If you, like me, are primarily a Linux user, the bad news is that you must still use a copy of Microsoft Windows to run the camera control program supplied with the Celestron NexImage camera. However, since the camera is basically a Phillips web cam, you might find a Linux package that can collect images from it. I used camstream to collect images from my Quickcam Express homemade astrocamera. That worked, but only let me collect about 1 frame per second. I've not yet located a Linux package that will control the NexImage camera.

NexImage Frame List

But the good news is that after capturing your images, you can use the supplied RegiStax program with the wine utility that's available for Linux. Wine can run many Windows programs quite well, and for most of its functionality, the RegiStax program is one of them.

So far, the only RegiStax feature I've found that doesn't work in wine is the loading of the avi files. That may sound rather tragic, but it's really not a big deal. RegiStax will load a sequence of jpeg image files. Just click the Select input button, then click on the first jpeg file you desire, and shift click on the last file you desire. RegiStax will load the entire sequence and operate on them just as with the avi files.

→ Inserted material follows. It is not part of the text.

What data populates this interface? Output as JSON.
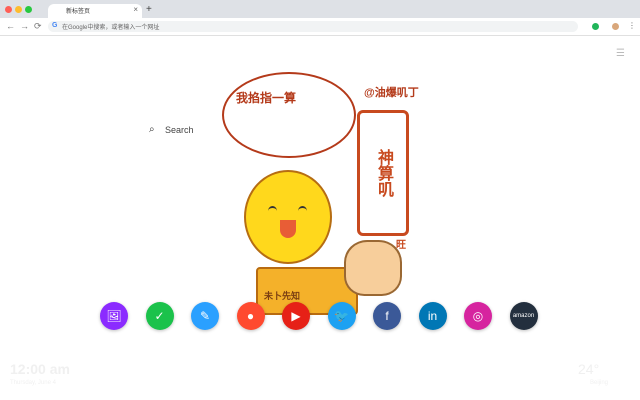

I did find one little hitch with this procedure. When selecting a range of jpeg files, the RegiStax software builds a frame list that wraps the first and last images. You can see that from this illustration. The image shown is the frame list from a jpeg load. I loaded files 00000010.jpg through 00000050.jpg. But the frame list shows file 50 as the first frame, followed by files 11 through 49 in sequence, with file 10 as the last frame.

If you're taking images through a non-tracking telescope, this anomaly will goof up the alignment phase of processing because the target will be drifting through the sequence of frames. Getting the frames out of sequence causes jumps in target position that confuse the alignment algorithm.

It's easy to fix. Just bring up the frame list and turn off the first and last frames of the list. Then click on the first used frame to set the display. Now you can use the selection box to pick an area of interest and go through the steps previously outlined.

Fine, But How do You Get Jpegs From Avi Files?

If you want to do your work in Linux, you need to convert the frames in each avi file to a sequence of jpeg images. It's actually pretty simple to do if you have the mplayer program installed. Mplayer can play the avi files created by the Celestron image capture software. It can also be instructed to break the individual frames out into a sequence of jpeg files. The command is:

mplayer -vo jpeg fname.avi

Just substitute the file name of your specific avi file for the fname.avi of the example. Now you can use wine to run the RegiStax program and process as described.

To make things simple, I made a script file named avi2jpg that does the process for me. My script is a tcsh script, but you can adjust it to use any scripting language you prefer.

#Script to convert avi frames to jpeg files
#Just type avi2jpg fname
mplayer -vo jpeg $1

Summary and Personal Notes

Is the Celestron NexImage camera for you? It is if you want the following features:

  • Inexpensive - around $100
  • Uses computer to operate camera (get out your laptop)
  • Runs on Microsoft Windows, but RegiStax will run in Linux wine
  • Easy to use
  • Can make images up to 620x480 resolution, b/w or color
  • Works for solar system objects: moon and planets
  • Makes movie sequences of objects
  • Requires stacking software, comes with RegiStax
  • I've used this web cam imaging process before with my Quickcam Express conversion camera, and already knew what the potential was. The Celestron NexImage camera was certainly no disappointment. It works well, is easy to operate, and has the potential to let me take some fantastic solar system object photos. I would definitely recommend it to anyone whose needs aren't outside the features listed.